Zack Understands Legal Concerns of Hispanic Community
It was just one moment in a hallway outside another hotel meeting room, but it offered a telling glimpse into the impact Stephen N. Zack is likely to have when he takes his turn as ABA president.
He was giving an interview to a television crew on a Friday morning during the ABA Annual Meeting in Chicago. The crew was from the Spanish-language television network Telemundo, and Zack was comfortably doing the interview in Spanish.
Zack is fluent in Spanish because it is a language of his childhood. He grew up in Cuba, the son of a Cuban mother and a father whose roots were in Russia. Zack’s family fled the Castro regime in 1961, when he was a teenager, and settled in Miami.

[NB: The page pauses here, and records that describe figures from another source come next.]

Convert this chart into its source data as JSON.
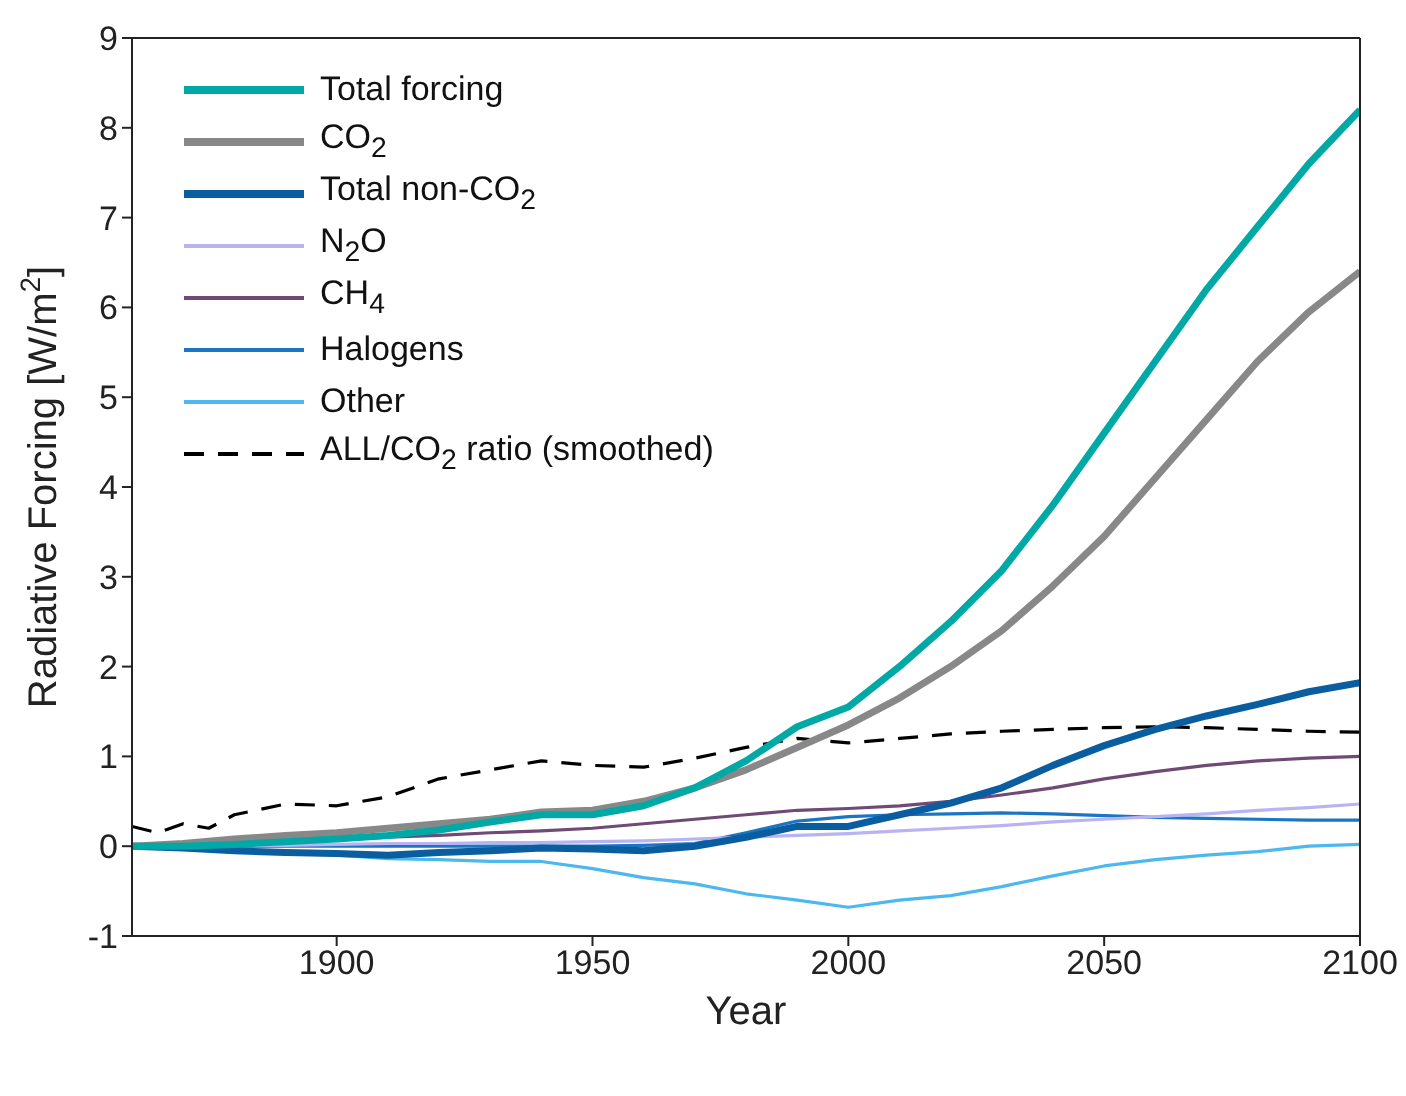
{
  "chart_data": {
    "type": "line",
    "xlabel": "Year",
    "ylabel": "Radiative Forcing [W/m$^{2}$]",
    "xlim": [
      1860,
      2100
    ],
    "xticks": [
      1900,
      1950,
      2000,
      2050,
      2100
    ],
    "ylim": [
      -1,
      9
    ],
    "yticks": [
      -1,
      0,
      1,
      2,
      3,
      4,
      5,
      6,
      7,
      8,
      9
    ],
    "grid": false,
    "legend": "top left",
    "marker": "none",
    "x": [
      1860,
      1870,
      1880,
      1890,
      1900,
      1910,
      1920,
      1930,
      1940,
      1950,
      1960,
      1970,
      1980,
      1990,
      2000,
      2010,
      2020,
      2030,
      2040,
      2050,
      2060,
      2070,
      2080,
      2090,
      2100
    ],
    "series": [
      {
        "name": "Total forcing",
        "color": "#00a9a5",
        "values": [
          0,
          0,
          0.02,
          0.05,
          0.08,
          0.12,
          0.18,
          0.27,
          0.35,
          0.35,
          0.45,
          0.65,
          0.95,
          1.33,
          1.55,
          2.0,
          2.5,
          3.07,
          3.8,
          4.6,
          5.4,
          6.2,
          6.9,
          7.6,
          8.2
        ]
      },
      {
        "name": "CO$_{2}$",
        "color": "#888888",
        "values": [
          0,
          0.03,
          0.08,
          0.12,
          0.15,
          0.2,
          0.25,
          0.3,
          0.38,
          0.4,
          0.5,
          0.65,
          0.85,
          1.1,
          1.35,
          1.65,
          2.0,
          2.4,
          2.9,
          3.45,
          4.1,
          4.75,
          5.4,
          5.95,
          6.4
        ]
      },
      {
        "name": "Total non-CO$_{2}$",
        "color": "#0a5d9e",
        "values": [
          0,
          -0.02,
          -0.05,
          -0.07,
          -0.08,
          -0.1,
          -0.07,
          -0.05,
          -0.02,
          -0.03,
          -0.05,
          0.0,
          0.1,
          0.22,
          0.22,
          0.35,
          0.48,
          0.65,
          0.9,
          1.12,
          1.3,
          1.45,
          1.58,
          1.72,
          1.82
        ]
      },
      {
        "name": "N$_{2}$O",
        "color": "#b9b3f2",
        "values": [
          0,
          0,
          0.01,
          0.01,
          0.02,
          0.03,
          0.03,
          0.04,
          0.04,
          0.05,
          0.06,
          0.08,
          0.1,
          0.12,
          0.14,
          0.17,
          0.2,
          0.23,
          0.27,
          0.3,
          0.33,
          0.36,
          0.4,
          0.43,
          0.47
        ]
      },
      {
        "name": "CH$_{4}$",
        "color": "#6f4a75",
        "values": [
          -0.02,
          0.0,
          0.03,
          0.05,
          0.07,
          0.1,
          0.12,
          0.15,
          0.17,
          0.2,
          0.25,
          0.3,
          0.35,
          0.4,
          0.42,
          0.45,
          0.5,
          0.57,
          0.65,
          0.75,
          0.83,
          0.9,
          0.95,
          0.98,
          1.0
        ]
      },
      {
        "name": "Halogens",
        "color": "#1a75c4",
        "values": [
          0,
          0,
          0,
          0,
          0,
          0,
          0,
          0,
          0,
          0,
          0.01,
          0.03,
          0.15,
          0.28,
          0.33,
          0.35,
          0.36,
          0.37,
          0.36,
          0.34,
          0.32,
          0.31,
          0.3,
          0.29,
          0.29
        ]
      },
      {
        "name": "Other",
        "color": "#4db8ee",
        "values": [
          0.02,
          0,
          -0.05,
          -0.08,
          -0.1,
          -0.14,
          -0.15,
          -0.17,
          -0.17,
          -0.25,
          -0.35,
          -0.42,
          -0.53,
          -0.6,
          -0.68,
          -0.6,
          -0.55,
          -0.45,
          -0.33,
          -0.22,
          -0.15,
          -0.1,
          -0.06,
          0.0,
          0.02
        ]
      },
      {
        "name": "ALL/CO$_{2}$ ratio (smoothed)",
        "color": "#000000",
        "line_style": "dashed",
        "x": [
          1860,
          1865,
          1870,
          1875,
          1880,
          1890,
          1900,
          1910,
          1920,
          1930,
          1940,
          1950,
          1960,
          1970,
          1980,
          1990,
          2000,
          2010,
          2020,
          2030,
          2040,
          2050,
          2060,
          2070,
          2080,
          2090,
          2100
        ],
        "values": [
          0.22,
          0.15,
          0.25,
          0.2,
          0.35,
          0.47,
          0.45,
          0.55,
          0.75,
          0.85,
          0.95,
          0.9,
          0.88,
          0.98,
          1.1,
          1.2,
          1.15,
          1.2,
          1.25,
          1.28,
          1.3,
          1.32,
          1.33,
          1.32,
          1.3,
          1.28,
          1.27
        ]
      }
    ]
  }
}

A partner at Boies, Schiller & Flexner in Miami, Zack will become the ABA’s first Hispanic-American president at the close of the 2010 annual meeting. ABA presidents serve one-year terms.
A CIVIC ENGAGEMENT
In an interview with the ABA Journal, Zack said his background will help bolster the ABA’s outreach to a growing minority community that is starting to flex its political and economic muscle but also has many serious legal concerns.
In 2000, Hispanics made up 12.6 percent of this country’s population (but only 3.4 percent of the lawyer population), according to the U.S. Census Bureau. By 2050, the Census Bureau projects that Hispanics will make up a quarter of the population.
“The Hispanic community is the largest and fastest-growing immigrant group in our country,” Zack said, “and the ABA has not traditionally focused on that community’s issues. To have a Hispanic-American president who has lived through the immigrant experience says, ‘We know you’re there, and we will be part of the solution of your problems.’ ”
The president-elect said he plans to appoint a commission that will work with other groups to address legal issues facing the Hispanic community. Among those concerns are immigration, voting rights, access to interpreters and other language assistance in the courts, and juvenile justice services.
But Zack said the commission’s efforts will benefit people outside the Hispanic community as well. “If you address the problems of one minority group,” he said, “you’ve addressed the problems of others.”
Zack also proposed that the ABA create a program of civic education that he called the American Bar Academy. He said the program would take place in high schools nationwide over the course of the President’s Day weekend.
Schools will be asked to select 30 students—half of them minorities—to participate. They’ll be taught by lawyers in their area, using a curriculum designed by the ABA and other legal groups, covering “everything from My Cousin Vinny to the Bill of Rights,” he said.
In his Telemundo interview, Zack focused on the ongoing problem of fraud by notarios (notary publics), who often hold themselves out in Hispanic communities as experts on immigration laws and procedures, even though they have minimal training and expertise.
Many immigrants assume that notarios in the United States have the same formal status that they do in most Latin American countries. The ABA Commission on Immigration has stepped up efforts to address the problem in conjunction with other organizations.
“It’s an issue that’s been under the radar for a long time,” Zack said. “Too long.”